Endlich knüpft der Engel noch einen ermahnenden Teil an seine Predigt: „Gehet aber hin und saget es seinen Jüngern und Petro, dass er vor euch hingehen wird in Galiläa. Da werdet ihr ihn sehen, wie er euch gesagt hat.“ Als die Hirten zu Weihnacht die Botschaft auf dem Felde empfangen hatten, als sie dann nach Bethlehem gegangen waren und die Geschichte gesehen hatten, die ihnen der Engel kund getan, da breiteten sie das Wort aus überall. Dieser ersten Ostergemeinde gibt der Engel den Befehl, den Jüngern die Auferstehung kund zu tun. Und so soll sie allen seinen Jüngern kund getan werden. Auch du sollst sie wissen. Auch dir soll sie wie ein Feuer ins Herz fallen: „Er ist auferstanden und ist nicht hier.“ Die Apostel sind Boten der Auferstehung geworden. Es war eins ihrer ersten Worte, das sie an die neu zu gründenden Gemeinden richteten, dass der Herr auferstanden sei. Die Christen des Morgenlandes begrüßen sich am Ostermorgen mit dem Gruß: „Der Herr ist auferstanden!“ So verkündige du es auch.
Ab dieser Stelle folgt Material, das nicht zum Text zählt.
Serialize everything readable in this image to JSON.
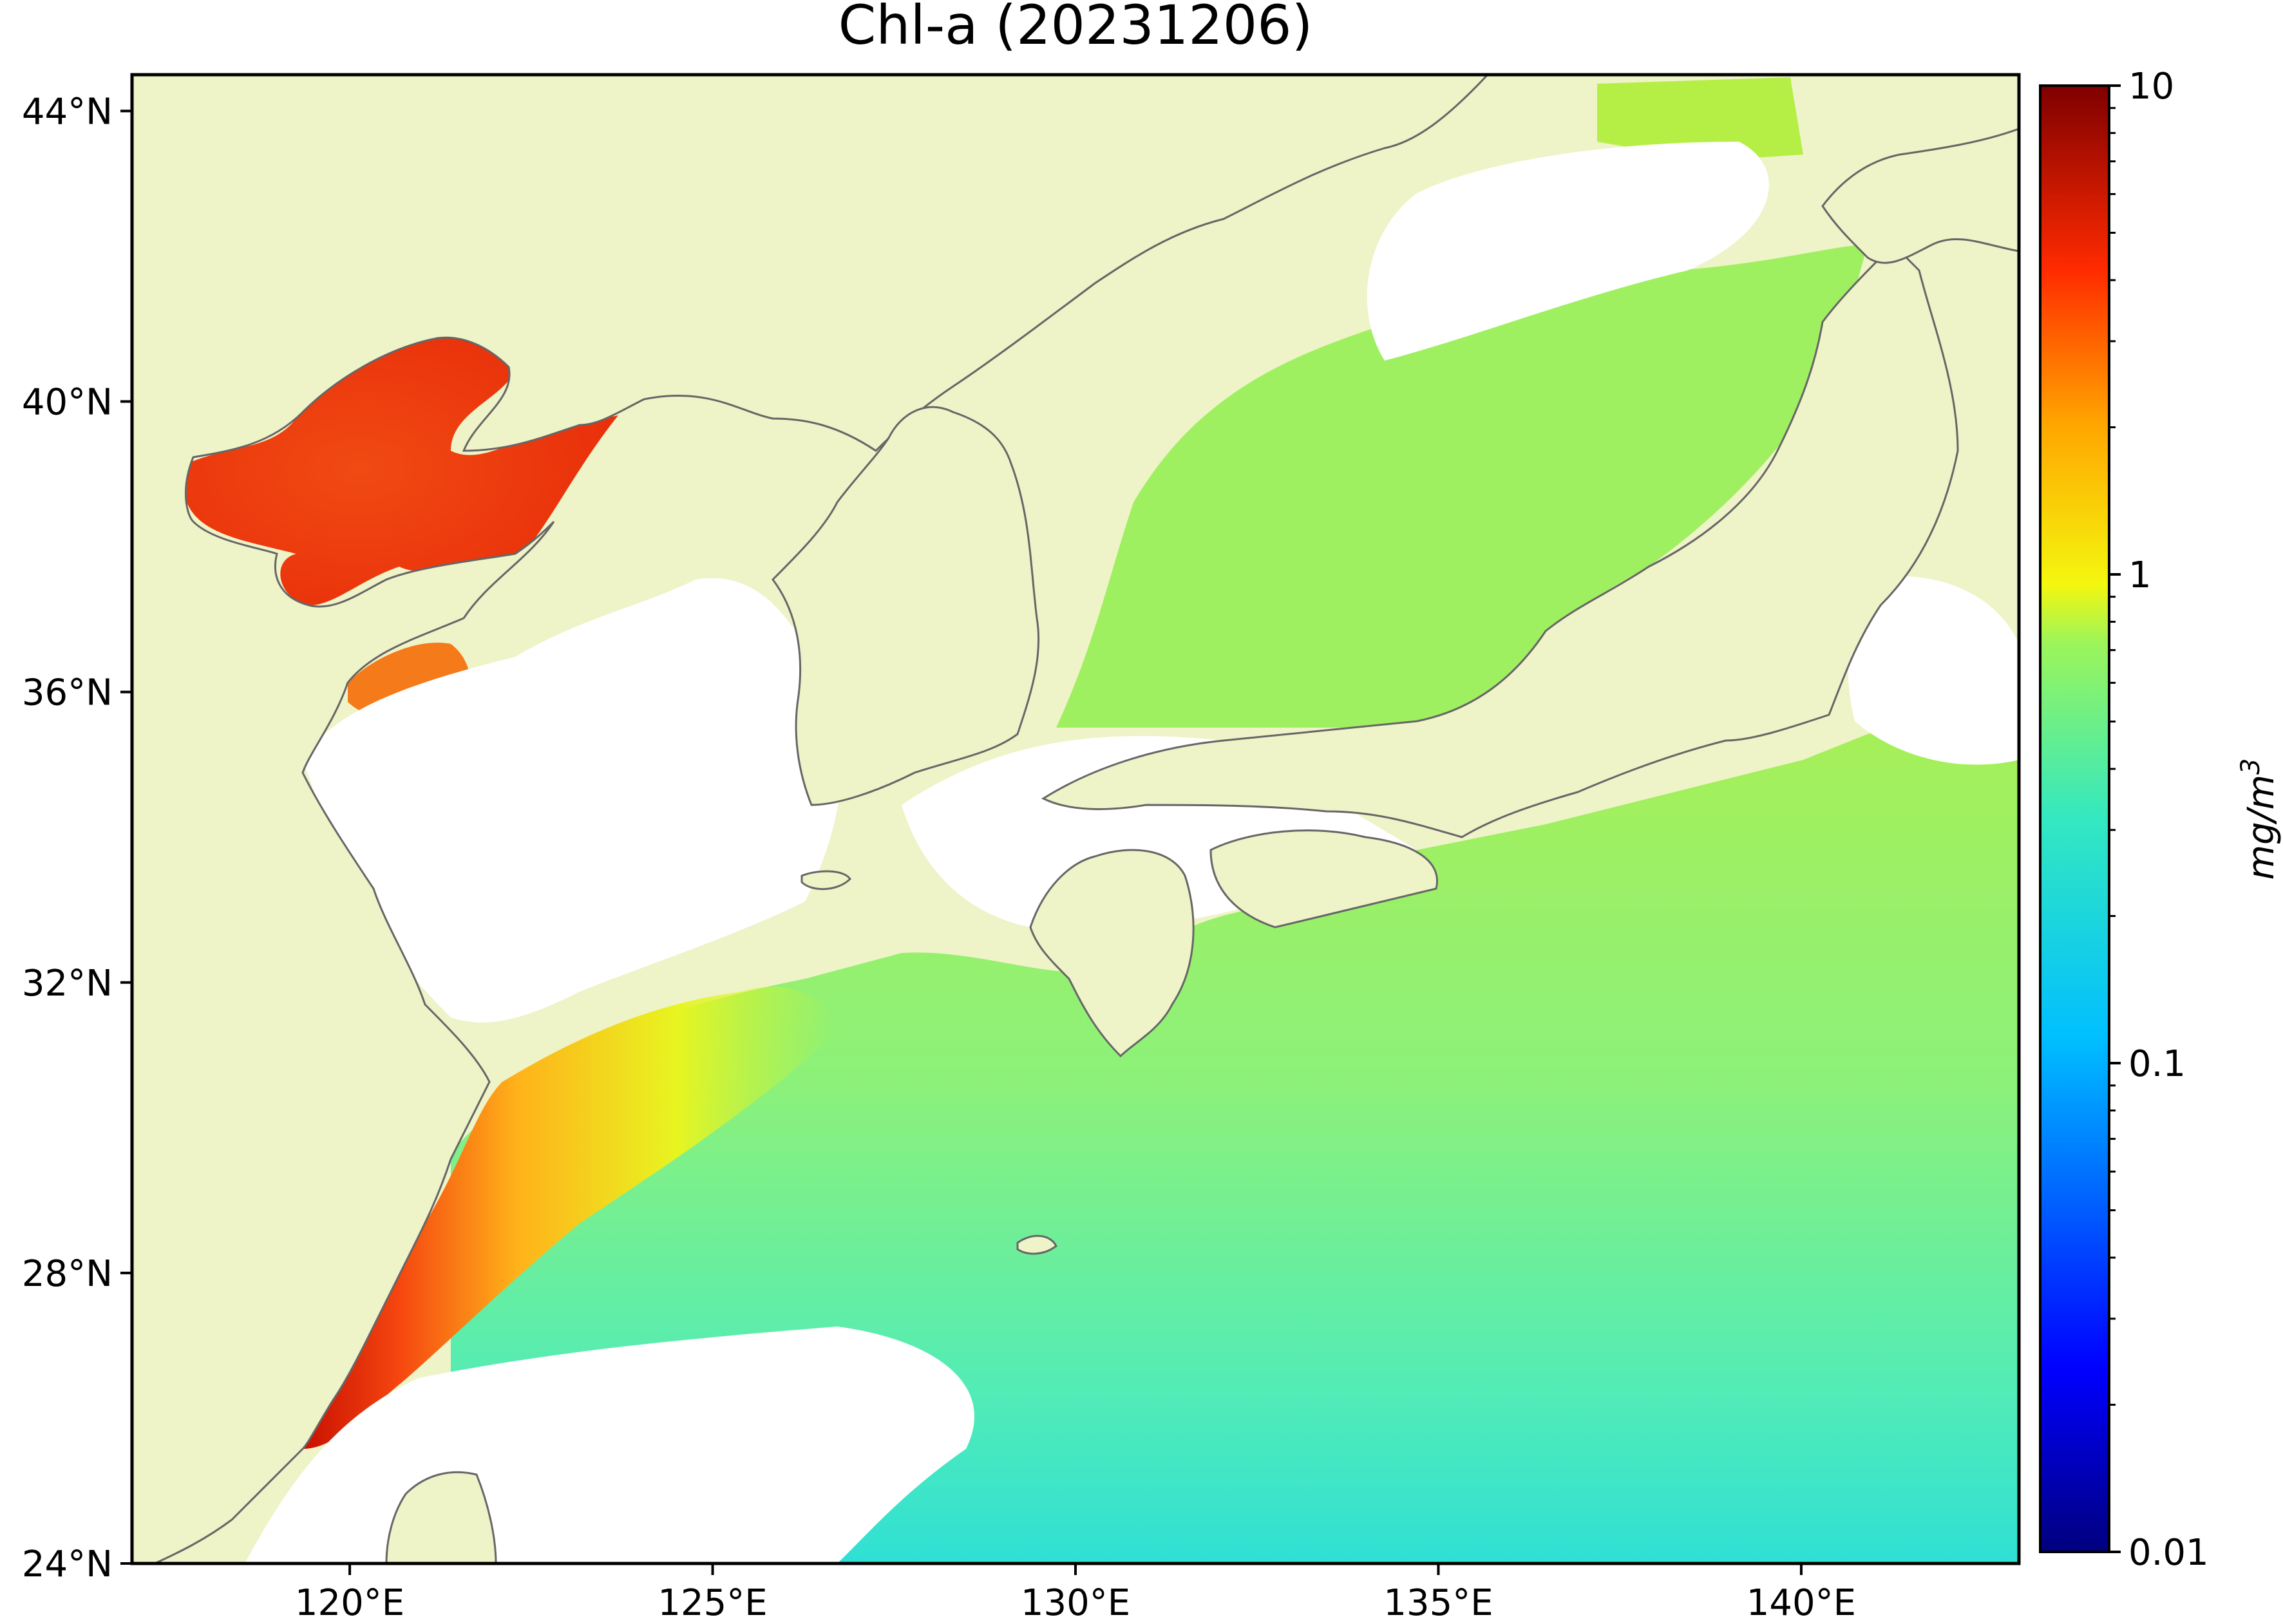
{
  "title": "Chl-a (20231206)",
  "map": {
    "lon_range": [
      117,
      143
    ],
    "lat_range": [
      24,
      44.5
    ],
    "lon_ticks": [
      {
        "value": 120,
        "label": "120°E"
      },
      {
        "value": 125,
        "label": "125°E"
      },
      {
        "value": 130,
        "label": "130°E"
      },
      {
        "value": 135,
        "label": "135°E"
      },
      {
        "value": 140,
        "label": "140°E"
      }
    ],
    "lat_ticks": [
      {
        "value": 44,
        "label": "44°N"
      },
      {
        "value": 40,
        "label": "40°N"
      },
      {
        "value": 36,
        "label": "36°N"
      },
      {
        "value": 32,
        "label": "32°N"
      },
      {
        "value": 28,
        "label": "28°N"
      },
      {
        "value": 24,
        "label": "24°N"
      }
    ],
    "land_color": "#eff3c8",
    "coast_color": "#666666",
    "nodata_color": "#ffffff"
  },
  "colorbar": {
    "label": "mg/m",
    "label_exponent": "3",
    "scale": "log",
    "range": [
      0.01,
      10
    ],
    "colormap": "jet",
    "major_ticks": [
      {
        "value": 10,
        "label": "10"
      },
      {
        "value": 1,
        "label": "1"
      },
      {
        "value": 0.1,
        "label": "0.1"
      },
      {
        "value": 0.01,
        "label": "0.01"
      }
    ]
  }
}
Ich sag' es jedem, dass er lebt
Und auferstanden ist,
Dass er in unserer Mitte schwebt
Und ewig bei uns ist.

Aber der Engel fügt noch ein besonderes Wörtlein hinzu: „Saget es seinen Jüngern und Petro.“ Warum denn Petro besonders? Will ihn der Herr nicht mehr zu seinen Jüngern zählen? Hat er ihn ausgestoßen? Nein, er verstößt Niemand. Nur der ist verstoßen, der sich selbst verstößt. Das hatte Petrus getan, indem er Christum verleugnete, indem er sagte, er kenne ihn nicht. Darum wird es ihm besonders gesagt. Der Engel ruft ihn mit dieser besonderen Ermahnung zurück von seinem Falle. Auch für dich ist er auferstanden. Komm wieder! Bekenne ihn, der du ihn verleugnet hast! Christus ist auferstanden, und Petrus soll mit aufgerichtet werden. Es ist ja vor allen eine Botschaft für den Sünder: „Er lebet, und du sollst auch leben.“ Der Tod ist überwunden. Das Gericht in dir soll auch überwunden werden. -

Die Auferstehung Christi ist das völligste Siegel der Vergebung der Sünden. Dr. Luther sagt einmal: „Wenn ich ein Maler wäre, und ich sollte Petrum malen, so würde ich ihm auf jedes Härlein die Worte malen: Ich glaube an die Vergebung der Sünde.“ - Wie aber der Engel den Petrus bei Namen nennt, wie er es diesem besonders sagen lässt, so ruft er in ihm auch Jeden von uns bei seinem Namen: Saget es auch ihm und ihr: „Der Herr ist auferstanden!“ Wir haben ihn ja eben so gut verleugnet wie Petrus. Uns ist ja der Ruf zur Auferstehung so nötig wie ihm. Und damit es ja Jeder hören soll in diesem schweren Jahre, hat er es nicht allein durch die Predigt und durch die Glocken, sondern auch durch die Natur verkündigen lassen. Jeder Vogel singt es dir dies Jahr zu, jeder Baum in seinem Osterschmuck ruft es dir zu: „Der Herr ist auferstanden!“ Fasse Glauben, fasse Mut, steh auf in der Buße, feiere Ostern. Dass doch die Kirche ein rechtes Osterfest feierte! Dazu ist der Herr auferstanden, dass wir mit ihm in einem neuen Leben wandeln sollen. Erhebet euch aus dem Tode des Unglaubens. Denn der Glaube der Jünger, der auch nur noch glimmte wie ein armes Fünklein, ist an dem offenen Grabe Christi wieder angefacht. Erhebet euch aus dem Tode des Kleinglaubens und der Verzagtheit. Nirgend kann die Hoffnung erloschener sein, als unter dem Kreuze, da er sein Haupt neigte und starb. Und herrlich ist er aus dem Tode hervorgegangen. Wo deine Hoffnung gestorben und ins Grab gelegt ist, durchforsche und prüfe sie. Wenn du in ihm gehofft hast und noch hoffest, so wird dir auch ein Ostermorgen tagen. Sollst nicht weggehen wie die Weiber: „Und sie flohen von dem Grabe und sagten Niemand Nichts, denn sie fürchteten sich.“ Sollst ruhig und fröhlich weggehen, denn du bringst dein Leben von dort mit. Brauchst dich nicht zu fürchten, denn da der Tod überwunden ist, ist auch die Furcht überwunden. Amen.